Another reason women are disproportionately affected is that they’re left out of most of the planning and preparation bits. “A simple example is that of setting up sanitation facilities without consulting women and girls, which often results in such facilities often being located right next to those used by men, or in locations without adequate lighting and other safety features. As a consequence, women and girls tend not to use these toilets at all, or face physical and sexual threats when they do,” explained Kanta. “These kinds of risks also often exacerbate the psychological and physical strains on pregnant women’s health, given that such settlements already lack adequate reproductive health facilities.”

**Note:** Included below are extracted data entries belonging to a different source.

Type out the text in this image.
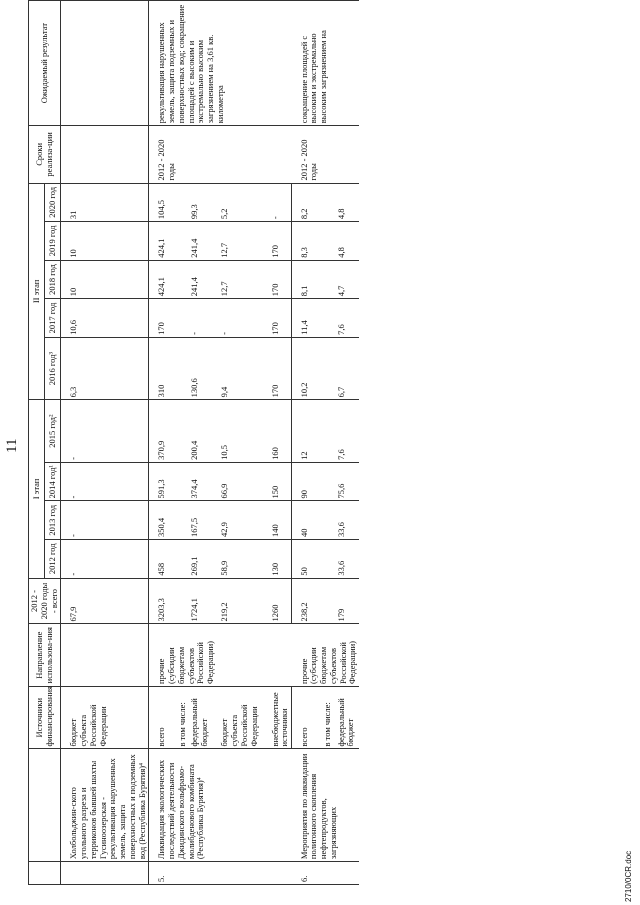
11
		Источники финансирования	Направление использова-ния	2012 - 2020 годы - всего	I этап				II этап					Сроки реализа-ции	Ожидаемый результат
					2012 год	2013 год	2014 год¹	2015 год²	2016 год³	2017 год	2018 год	2019 год	2020 год		
	Холбольджин-ского угольного разреза и терриконов бывшей шахты Гусиноозерская - рекультивация нарушенных земель, защита поверхностных и подземных вод (Республика Бурятия)⁴	бюджет субъекта Российской Федерации		67,9	-	-	-	-	6,3	10,6	10	10	31		
5.	Ликвидация экологических последствий деятельности Джидинского вольфрамо-молибденового комбината (Республика Бурятия)⁴	всего	прочие (субсидии бюджетам субъектов Российской Федерации)	3203,3	458	350,4	591,3	370,9	310	170	424,1	424,1	104,5	2012 - 2020 годы	рекультивация нарушенных земель, защита подземных и поверхностных вод; сокращение площадей с высоким и экстремально высоким загрязнением на 3,61 кв. километра
		в том числе:													
		федеральный бюджет		1724,1	269,1	167,5	374,4	200,4	130,6	-	241,4	241,4	99,3		
		бюджет субъекта Российской Федерации		219,2	58,9	42,9	66,9	10,5	9,4	-	12,7	12,7	5,2		
		внебюджетные источники		1260	130	140	150	160	170	170	170	170	-		
6.	Мероприятия по ликвидации полигонного скопления нефтепродуктов, загрязняющих	всего	прочие (субсидии бюджетам субъектов Российской Федерации)	238,2	50	40	90	12	10,2	11,4	8,1	8,3	8,2	2012 - 2020 годы	сокращение площадей с высоким и экстремально высоким загрязнением на
		в том числе:													
		федеральный бюджет		179	33,6	33,6	75,6	7,6	6,7	7,6	4,7	4,8	4,8		
2710/0CR.doc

Kanta highlighted methods and actions that would have a high impact:

  • Data: One of the most important things governments and relevant civil society organisations can do, is to address the issue of severe gaps in sex, age, and disability disaggregated data collection, analysis, and use, for disaster preparedness, disaster response, and recovery. This disaggregated data gap remains the core barrier to an inclusive DRR ecosystem.
  • Participation: This lack of data combined with social norms (prevalent across the affected communities but also within government agencies and organisations working in this space), results in significant exclusion of women from planning and decision-making around crises and natural disasters. It is crucial to involve women throughout the planning and response cycle, including engaging with women at the grassroots to get their perspectives on how to develop more gender and socially inclusive plans.
  • Local capacity: Since local-level actors are first responders in the event of a natural hazard or a crisis of any other kind, it is of urgent importance that adequate measures be taken to build and strengthen disaster/crisis management reduction capacity at the local level, including peacebuilding and mediation processes in contexts of security and conflict. From the viewpoint of gender inclusion, this is important because local spaces are the primary point of access for women and other marginalised groups, and because women, those with disabilities, and those from marginalised groups tend to be far less represented and heard at higher levels of authority and decision-making.

Here, it is also important to include women-led organisations and women’s collectives, since they may already have well-established mechanisms of coordination across their networks, and can quickly facilitate the inclusion of women and other vulnerable groups who can be overlooked by government officials or official procedures.